523. Aristotle and Dante Discover the Secrets of the Universe
Rating: ☆☆☆
Recommended by:
Author: Benjamin Alire Sáenz
Genre: Fiction, Young Adult
359 pages, published February 21, 2012
Reading Format: Audiobook on Overdrive
Summary
Aristotle and Dante Discover the Secrets of the Universe tells the story of teenage friends Aristotle,an angry teen with a brother in prison, and Dante, the loner child of a professor who is gay. As the boys start spending time together, they discover that they share a special friendship.
Quotes
“Words were different when they lived inside of you.”
“I got to thinking that poems were like people. Some people you got right off the bat. Some people you just didn’t get–and never would get.”
“Another secret of the universe: Sometimes pain was like a storm that came out of nowhere. The clearest summer could end in a downpour. Could end in lightning and thunder.”
“The summer sun was not meant for boys like me. Boys like me belonged to the rain.”
“I wanted to tell them that I’d never had a friend, not ever, not a real one. Until Dante. I wanted to tell them that I never knew that people like Dante existed in the world, people who looked at the stars, and knew the mysteries of water, and knew enough to know that birds belonged to the heavens and weren’t meant to be shot down from their graceful flights by mean and stupid boys. I wanted to tell them that he had changed my life and that I would never be the same, not ever. And that somehow it felt like it was Dante who had saved my life and not the other way around. I wanted to tell them that he was the first human being aside from my mother who had ever made me want to talk about the things that scared me. I wanted to tell them so many things and yet I didn’t have the words. So I just stupidly repeated myself. “Dante’s my friend.”
“I hated being volunteered. The problem with my life was that it was someone else’s idea.”
“I renamed myself Ari.
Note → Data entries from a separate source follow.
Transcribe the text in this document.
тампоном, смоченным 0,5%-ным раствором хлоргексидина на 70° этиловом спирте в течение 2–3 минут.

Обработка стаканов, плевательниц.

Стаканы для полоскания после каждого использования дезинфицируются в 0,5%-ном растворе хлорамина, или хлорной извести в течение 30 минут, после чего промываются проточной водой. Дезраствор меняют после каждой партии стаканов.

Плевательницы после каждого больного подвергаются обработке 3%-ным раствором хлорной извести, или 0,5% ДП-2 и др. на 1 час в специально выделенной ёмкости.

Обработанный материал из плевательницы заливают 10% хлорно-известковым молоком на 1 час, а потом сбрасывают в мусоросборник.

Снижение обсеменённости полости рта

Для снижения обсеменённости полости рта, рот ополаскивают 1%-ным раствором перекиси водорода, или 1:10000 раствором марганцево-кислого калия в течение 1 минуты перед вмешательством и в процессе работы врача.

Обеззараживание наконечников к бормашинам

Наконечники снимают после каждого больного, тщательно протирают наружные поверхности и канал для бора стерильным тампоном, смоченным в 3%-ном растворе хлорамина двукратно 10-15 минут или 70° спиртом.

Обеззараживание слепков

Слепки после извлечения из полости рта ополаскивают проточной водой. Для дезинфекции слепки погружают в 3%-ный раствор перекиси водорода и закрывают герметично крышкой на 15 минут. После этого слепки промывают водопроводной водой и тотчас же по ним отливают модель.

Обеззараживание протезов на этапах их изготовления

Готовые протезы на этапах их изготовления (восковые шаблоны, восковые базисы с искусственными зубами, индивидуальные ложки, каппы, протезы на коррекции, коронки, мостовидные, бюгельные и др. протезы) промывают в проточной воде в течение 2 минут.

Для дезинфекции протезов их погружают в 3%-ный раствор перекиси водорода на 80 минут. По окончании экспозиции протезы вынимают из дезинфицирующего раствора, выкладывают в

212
If I switched the letter, my name was Air. I thought it might be a great thing to be the air. I could be something and nothing at the same time. I could be necessary and also invisible. Everyone would need me and no one would be able to see me.”
“Sometimes, you do things and you do them not because you’re thinking but because you’re feeling. Because you’re feeling too much. And you can’t always control the things you do when you’re feeling too much.”
“I wondered what that was like, to hold someone’s hand. I bet you could sometimes find all of the mysteries of the universe in someone’s hand.”
“I had a rule that it was better to be bored by yourself than to be bored with someone else. I pretty much lived by that rule. Maybe that’s why I didn’t have any friends.”
“Scars. A sign that you had been hurt. A sign that you had healed.”
“Senior year. And then life. Maybe that’s the way it worked. High school was just a prologue to the real novel. Everybody got to write you — but when you graduated, you got to write yourself. At graduation you got to collect your teacher’s pens and your parents’ pens and you got your own pen. And you could do all the writing. Yeah. Wouldn’t that be sweet?”
My Take
While I mostly enjoyed Aristotle and Dante Discover the Secrets of the Universe, I found it to be a bit pedestrian. As a fiction novel for young adults, I’m not the target audience. It’s not bad, just not great.